If she had followed the instructions, police said the transfer would have wiped out Furia's bank account. It can take a bank more than a week to determine a fake check is not the real deal, and once they do, the person who deposited the check must repay the money.

Furia is not the only one receiving the good news.

"My friend says she gets several offers a week -- she gets one every other week," she said. "She says she just throws them away."

"We are seeing an average of 10-12 (of these checks) a week in the Houston area," said Houston police Lt. Robert Monzo.

Police hear nearly daily from someone who got a check and actually deposited the forgery.

"It is not only in the Houston area," he said. "It is all over the country, and unfortunately, my sense is that because in part of the difficult economic time, people are being taken advantage of."
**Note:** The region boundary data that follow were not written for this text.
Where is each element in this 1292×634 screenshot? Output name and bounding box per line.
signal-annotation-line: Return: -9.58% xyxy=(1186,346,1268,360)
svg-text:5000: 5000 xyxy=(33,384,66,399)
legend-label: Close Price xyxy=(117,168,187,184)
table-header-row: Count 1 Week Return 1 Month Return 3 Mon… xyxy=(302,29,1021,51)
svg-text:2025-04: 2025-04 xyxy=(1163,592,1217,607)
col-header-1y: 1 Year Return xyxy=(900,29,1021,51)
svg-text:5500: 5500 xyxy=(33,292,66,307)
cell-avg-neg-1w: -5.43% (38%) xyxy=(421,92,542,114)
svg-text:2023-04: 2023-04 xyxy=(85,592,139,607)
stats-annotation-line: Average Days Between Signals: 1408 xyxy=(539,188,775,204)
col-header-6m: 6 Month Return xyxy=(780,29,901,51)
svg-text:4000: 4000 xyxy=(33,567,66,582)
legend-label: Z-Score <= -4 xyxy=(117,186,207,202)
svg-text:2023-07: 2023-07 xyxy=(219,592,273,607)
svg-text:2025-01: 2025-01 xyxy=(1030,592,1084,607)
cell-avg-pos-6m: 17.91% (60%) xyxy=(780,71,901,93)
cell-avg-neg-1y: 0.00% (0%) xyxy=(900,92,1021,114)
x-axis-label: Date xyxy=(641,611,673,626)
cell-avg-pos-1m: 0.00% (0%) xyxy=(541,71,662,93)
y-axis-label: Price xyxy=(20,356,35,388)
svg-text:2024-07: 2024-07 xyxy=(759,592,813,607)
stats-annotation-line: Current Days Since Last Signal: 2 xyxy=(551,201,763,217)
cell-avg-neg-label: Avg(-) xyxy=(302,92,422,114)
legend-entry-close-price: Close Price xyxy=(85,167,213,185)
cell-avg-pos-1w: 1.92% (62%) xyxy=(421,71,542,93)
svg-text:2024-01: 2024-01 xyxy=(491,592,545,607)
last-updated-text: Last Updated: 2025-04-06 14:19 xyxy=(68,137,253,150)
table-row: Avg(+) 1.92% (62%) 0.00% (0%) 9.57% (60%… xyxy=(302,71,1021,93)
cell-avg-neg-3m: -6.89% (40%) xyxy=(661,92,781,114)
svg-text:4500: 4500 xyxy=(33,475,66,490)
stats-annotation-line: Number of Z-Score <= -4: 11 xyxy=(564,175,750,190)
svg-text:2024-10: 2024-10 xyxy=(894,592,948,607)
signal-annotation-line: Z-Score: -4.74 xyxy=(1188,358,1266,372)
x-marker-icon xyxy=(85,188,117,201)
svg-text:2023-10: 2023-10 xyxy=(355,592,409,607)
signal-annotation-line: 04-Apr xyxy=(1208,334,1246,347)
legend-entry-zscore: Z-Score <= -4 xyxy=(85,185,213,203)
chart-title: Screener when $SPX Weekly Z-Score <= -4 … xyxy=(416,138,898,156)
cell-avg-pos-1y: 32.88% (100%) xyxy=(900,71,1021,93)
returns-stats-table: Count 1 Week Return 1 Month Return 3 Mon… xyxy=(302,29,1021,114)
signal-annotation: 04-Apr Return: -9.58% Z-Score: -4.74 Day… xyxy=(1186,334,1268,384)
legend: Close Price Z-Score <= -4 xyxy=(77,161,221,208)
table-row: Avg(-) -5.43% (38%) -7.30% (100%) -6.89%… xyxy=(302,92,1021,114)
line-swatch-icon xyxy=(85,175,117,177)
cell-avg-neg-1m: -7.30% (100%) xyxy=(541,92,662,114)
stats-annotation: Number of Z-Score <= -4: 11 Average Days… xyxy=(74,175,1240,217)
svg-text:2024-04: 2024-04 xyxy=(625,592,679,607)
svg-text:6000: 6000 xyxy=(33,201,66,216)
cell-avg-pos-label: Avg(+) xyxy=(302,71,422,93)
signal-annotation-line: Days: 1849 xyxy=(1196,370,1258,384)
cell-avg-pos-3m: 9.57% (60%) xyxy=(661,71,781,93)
Monzo said the scams currently circulating take a couple of common forms -- people are told they have a job as a mystery shopper or they are told they have won a shopping spree. Both scams come with the fake checks and instructions to wire money to someone out of the country, he said.

There are two tips people can watch for to determine if the check is fake: the checks usually come in an envelope with a Canadian postage stamp and they ask you to wire money out of the country.

If you receive a fake check, contact your local authorities, but do not deposit the money. Banks will seize the available funds until you can repay the difference.